It is widely accepted that the electronic laboratory notebook (ELN) is an essential tool in today’s dynamic scientific R&D landscape. Improving R&D efficiency means optimising the everyday tasks of scientists. ELNs allow scientists to focus on the wet work rather than the documentation, while at the same time enabling them to share experimental results and learn from institutional knowledge and prior art. Paper notebooks are rapidly becoming artefacts as ELNs drive enhanced productivity, assist in the consolidation of experimental data, help to streamline compliance, encourage process consistency across organisations, as well as capture and manage intellectual property and provide proof of invention.
A recent industry report from Atrium Research pegged ELN market growth at 20 to 30 per cent annually. Along with this growth is a shift in demand from discipline-specific ELNs to a single, organisation-wide enterprise ELN that can be used across multiple scientific disciplines, as well as across the entire R&D spectrum – from early discovery to late-phase development, and on into early manufacturing.
The benefits of an enterprise ELN
Like their paper counterparts, domain-specific ELNs have continued to proliferate the creation of silos of knowledge that are difficult to manage, access, contrast, compare and learn from. More and more, organisations in biotechnology, pharmaceuticals, chemicals and consumer products are demanding a single, enterprise ELN that affords improved productivity, operational agility, and critically, the ability to do more with less. Organisations are looking to combat the information-sharing obstacles that crop up throughout research and development – impenetrable data silos, multiple-user interfaces, bottlenecks in the flow of information, inconsistent or inaccurate data, inconsistent processes and skyrocketing costs of ownership.
ELNs are increasingly becoming the focal point of the scientist’s work day – the place where design, execution, analysis and reporting of experiments takes place. Scientists often replicate similar protocols and methods across scientific disciplines and projects. Using a single ELN enables all experimental data to be centrally and consistently captured. Scientists can learn from experimental methodology, and results captured by others across the enterprise, to improve their own experimental productivity. Furthermore, today’s R&D processes emphasise the ability to dynamically adjust resources and projects. An enterprise ELN provides the flexibility to start new projects and transfer resources rapidly.

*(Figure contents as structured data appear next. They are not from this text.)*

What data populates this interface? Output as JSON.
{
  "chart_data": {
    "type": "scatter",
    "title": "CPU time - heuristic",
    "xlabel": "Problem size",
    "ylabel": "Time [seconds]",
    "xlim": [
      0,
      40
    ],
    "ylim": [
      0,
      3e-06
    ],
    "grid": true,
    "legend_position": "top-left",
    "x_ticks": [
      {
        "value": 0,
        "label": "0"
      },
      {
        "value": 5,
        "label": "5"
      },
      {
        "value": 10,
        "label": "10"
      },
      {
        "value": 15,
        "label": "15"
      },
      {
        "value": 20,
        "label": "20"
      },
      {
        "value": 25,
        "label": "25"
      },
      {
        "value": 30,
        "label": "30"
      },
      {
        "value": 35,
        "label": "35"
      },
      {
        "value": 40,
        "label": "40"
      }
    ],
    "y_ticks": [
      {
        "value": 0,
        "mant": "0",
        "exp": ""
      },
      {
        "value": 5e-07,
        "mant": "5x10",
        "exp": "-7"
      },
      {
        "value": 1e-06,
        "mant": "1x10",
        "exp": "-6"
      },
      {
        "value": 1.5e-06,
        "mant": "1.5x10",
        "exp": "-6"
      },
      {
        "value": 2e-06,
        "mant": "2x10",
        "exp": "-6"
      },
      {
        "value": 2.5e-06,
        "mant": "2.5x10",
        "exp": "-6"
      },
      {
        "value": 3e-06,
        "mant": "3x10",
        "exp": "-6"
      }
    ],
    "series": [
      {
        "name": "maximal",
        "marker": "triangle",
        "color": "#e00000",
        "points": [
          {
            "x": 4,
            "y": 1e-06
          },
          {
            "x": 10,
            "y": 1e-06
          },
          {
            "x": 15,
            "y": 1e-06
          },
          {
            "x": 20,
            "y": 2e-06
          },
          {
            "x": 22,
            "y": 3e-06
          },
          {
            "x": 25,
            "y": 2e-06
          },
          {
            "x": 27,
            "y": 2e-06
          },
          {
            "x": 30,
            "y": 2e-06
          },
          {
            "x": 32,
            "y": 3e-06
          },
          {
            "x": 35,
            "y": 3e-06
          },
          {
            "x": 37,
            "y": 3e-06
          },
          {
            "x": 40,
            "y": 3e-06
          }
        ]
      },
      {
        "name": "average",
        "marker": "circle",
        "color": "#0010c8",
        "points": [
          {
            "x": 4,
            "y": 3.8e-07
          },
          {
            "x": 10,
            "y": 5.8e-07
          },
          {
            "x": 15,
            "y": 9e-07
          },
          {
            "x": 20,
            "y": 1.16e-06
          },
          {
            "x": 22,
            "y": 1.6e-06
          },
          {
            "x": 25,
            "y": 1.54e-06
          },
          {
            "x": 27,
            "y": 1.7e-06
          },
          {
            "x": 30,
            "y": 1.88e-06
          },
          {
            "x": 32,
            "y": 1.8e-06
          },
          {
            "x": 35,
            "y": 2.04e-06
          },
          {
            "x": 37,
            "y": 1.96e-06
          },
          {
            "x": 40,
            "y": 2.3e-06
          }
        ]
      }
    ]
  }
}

Many companies are making investments in global R&D processes, outsourced R&D operations and contract research organisations (CROs), which emphasises the need for a single, flexible, multi-disciplinary, enterprise notebook solution. Without an enterprise notebook strategy, global organisations run the risk of, once again, creating hard-to-reach silos of information and operating with inconsistent processes and data – which can be even more detrimental when applied on a global scale and across multiple organisational boundaries.
Enterprise deployment to global organisations and CROs puts added demands on ELN requirements and infrastructures. For example:
- Workflows need to be coordinated across geographic and business boundaries;
- Experiments may need to be authored by multiple authors (and in some instances, authors working within different companies);
- Experiment capture and access needs to be supported across the globe and between business networks;
- Security must be controlled at the experiment and experiment section level for read-and-write access; and
- Scientists in non-regulated labs should be freed from the burden of regulated lab documentation procedures.
Fortunately, the benefits of an enterprise ELN are not limited to the research scientist. IT departments have the opportunity to support a single ELN rather than multiple notebooks from different vendors and, from the business executive’s perspective, the benefits in terms of increased productivity and reduced total cost of ownership are obvious.
Integration is essential
As scientists complete the transition from the notebook, it becomes vital for ELNs to align with an organisation’s R&D infrastructure. In order for the enterprise notebook to fulfil its vast potential, it must be capable of integration with best-of-breed tools, workflows, laboratory apparatus, software and data management systems. Integration is essential for the successful optimisation of scientific processes that enable an organisation to leverage valuable intellectual property across disciplines, departments and external collaborators.
As ELN integration becomes a necessity for R&D organisations, ELNs need to be highly configurable and only require customisation through application development as a last resort. When customisation is needed it should to be done through consistent, open and well-documented programmable interfaces. If this is not the case, then the organisation compromises future ELN upgrades, as well as the long-term ELN strategy.
In light of the uncertain, ever-changing atmosphere that currently exists in and around the pharmaceutical and biotechnology industries, R&D organisations are seeking smarter, more efficient solutions. The enterprise ELN is the strategy for improved success – adaptable to meet the needs of multiple scientific disciplines, giving scientists the freedom to focus on science and to experiment with confidence in a collaborative R&D environment.